Le docteur, retira ses lunettes et les déposa calmement sur son bureau, comme s’il voulait, par ce geste lent, prendre du recul. Se levant et allant rejoindre Chantale dont il prit les mains, dit :
- « Vous devez rester confiants tous deux. Je sais que c’est difficile et que vous souffrez mais je me dois de lui faire cet examen. Sans une biopsie de la moelle, je ne peux évaluer la gravité du moment. Vous comprenez ? »
La maman du petit Bruno chercha du regard le soutien de son époux. Celui-ci répliqua :
- « Nous vous comprenons. »
Philippe se leva et alla se placer face à la fenêtre tentant d’échapper au questionnement du médecin. Il regarda sans conviction la beauté du parc se trouvant au centre du complexe hospitalier. Des petits patients y jouaient et il ne put s’empêcher de penser qu’à son arrivée, Bruno avait marché sur cette belle pelouse verte. Pendant qu’un enfant, le crâne rasé, s’amusait à la balançoire, ses parents discutaient assis sur un banc non loin de lui. Phil remarqua que les deux jeunes parents s’expliquaient beaucoup avec les mains et que leurs gestes saccadés laissaient présager de la dureté de leur échange verbal. Pendant qu’il essayait de comprendre leur propos, il ne remarqua pas que le professeur était venu se placer derrière lui. Celui-ci dit :
- « Ce sont les parents de la petite Cindy que vous voyez là-bas. Ils sont passés par le même cheminement que le vôtre. Si vous voulez, je vais leur demander de vous expliquer ce qui vous devez attendre de la suite du traitement »
Chantale rejoignit son mari et dit :
- « Faites ce prélèvement mais promettez-moi que je pourrai rester auprès de lui. »

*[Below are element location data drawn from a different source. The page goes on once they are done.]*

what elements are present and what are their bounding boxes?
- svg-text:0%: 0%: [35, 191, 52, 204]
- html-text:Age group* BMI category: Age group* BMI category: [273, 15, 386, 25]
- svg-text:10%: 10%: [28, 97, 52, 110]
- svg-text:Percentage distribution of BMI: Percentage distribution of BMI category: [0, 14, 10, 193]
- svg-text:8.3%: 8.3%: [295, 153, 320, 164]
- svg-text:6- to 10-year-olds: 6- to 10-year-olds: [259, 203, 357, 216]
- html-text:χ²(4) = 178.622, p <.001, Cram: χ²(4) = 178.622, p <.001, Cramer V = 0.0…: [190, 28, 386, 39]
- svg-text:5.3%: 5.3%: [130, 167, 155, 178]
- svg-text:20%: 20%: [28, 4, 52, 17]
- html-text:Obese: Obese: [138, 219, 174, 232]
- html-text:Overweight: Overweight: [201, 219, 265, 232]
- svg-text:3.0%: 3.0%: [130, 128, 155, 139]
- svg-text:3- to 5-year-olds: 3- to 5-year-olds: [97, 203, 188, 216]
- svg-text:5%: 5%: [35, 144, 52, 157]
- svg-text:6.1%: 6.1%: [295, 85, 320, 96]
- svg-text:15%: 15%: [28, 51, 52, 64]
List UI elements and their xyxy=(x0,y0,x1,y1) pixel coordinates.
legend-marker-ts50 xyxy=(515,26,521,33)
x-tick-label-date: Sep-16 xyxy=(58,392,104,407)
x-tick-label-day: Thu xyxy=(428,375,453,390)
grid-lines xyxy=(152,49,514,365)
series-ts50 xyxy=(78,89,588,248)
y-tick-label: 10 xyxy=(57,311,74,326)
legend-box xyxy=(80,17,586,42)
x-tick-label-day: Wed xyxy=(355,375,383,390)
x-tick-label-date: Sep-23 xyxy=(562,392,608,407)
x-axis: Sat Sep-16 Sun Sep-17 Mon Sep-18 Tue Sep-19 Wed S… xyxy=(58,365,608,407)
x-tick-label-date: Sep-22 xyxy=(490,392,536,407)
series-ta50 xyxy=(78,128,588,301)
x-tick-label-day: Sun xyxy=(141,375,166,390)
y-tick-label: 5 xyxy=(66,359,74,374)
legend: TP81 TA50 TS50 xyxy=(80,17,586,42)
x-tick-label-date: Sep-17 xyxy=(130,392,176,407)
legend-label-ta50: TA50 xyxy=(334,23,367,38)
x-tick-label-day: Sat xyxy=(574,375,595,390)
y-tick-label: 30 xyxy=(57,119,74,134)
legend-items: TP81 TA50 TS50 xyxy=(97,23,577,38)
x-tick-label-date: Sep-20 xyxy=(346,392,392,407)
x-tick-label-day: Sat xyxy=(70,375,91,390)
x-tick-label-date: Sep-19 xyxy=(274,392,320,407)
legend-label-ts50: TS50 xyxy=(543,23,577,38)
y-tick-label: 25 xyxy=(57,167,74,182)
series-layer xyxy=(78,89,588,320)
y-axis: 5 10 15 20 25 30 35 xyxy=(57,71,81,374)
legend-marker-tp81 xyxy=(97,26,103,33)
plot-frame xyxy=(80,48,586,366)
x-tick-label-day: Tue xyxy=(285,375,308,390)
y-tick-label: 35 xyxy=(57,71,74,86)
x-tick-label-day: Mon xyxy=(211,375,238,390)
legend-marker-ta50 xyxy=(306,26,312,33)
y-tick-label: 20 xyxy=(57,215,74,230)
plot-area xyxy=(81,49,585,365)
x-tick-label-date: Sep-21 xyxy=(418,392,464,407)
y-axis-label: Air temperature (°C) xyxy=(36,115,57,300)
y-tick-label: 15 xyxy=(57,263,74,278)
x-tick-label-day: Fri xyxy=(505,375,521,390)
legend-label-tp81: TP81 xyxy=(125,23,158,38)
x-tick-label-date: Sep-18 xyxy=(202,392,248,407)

- « Madame, je ne peux vous autoriser d’entrer au bloc mais je vous autorise, pour l’instant, à rester avec lui, dans sa chambre. »
- « Pour l’instant ??? Pourquoi… Vous allez nous interdire également de rester auprès de lui ??? »
Philippe prit sa femme dans ses bras et regardant le médecin par-dessus son épaule dit :
- « Sauvez-le nous… c’est tout ce que nous vous demandons. »
Pendant que ce couple vivait leur pire minute de la journée, et à l’autre bout de la ville, quatre personnages importants de milieux différents se parlaient autour d’une tasse de café.
- « Arsène, dis-moi si cela te semble réalisable ? »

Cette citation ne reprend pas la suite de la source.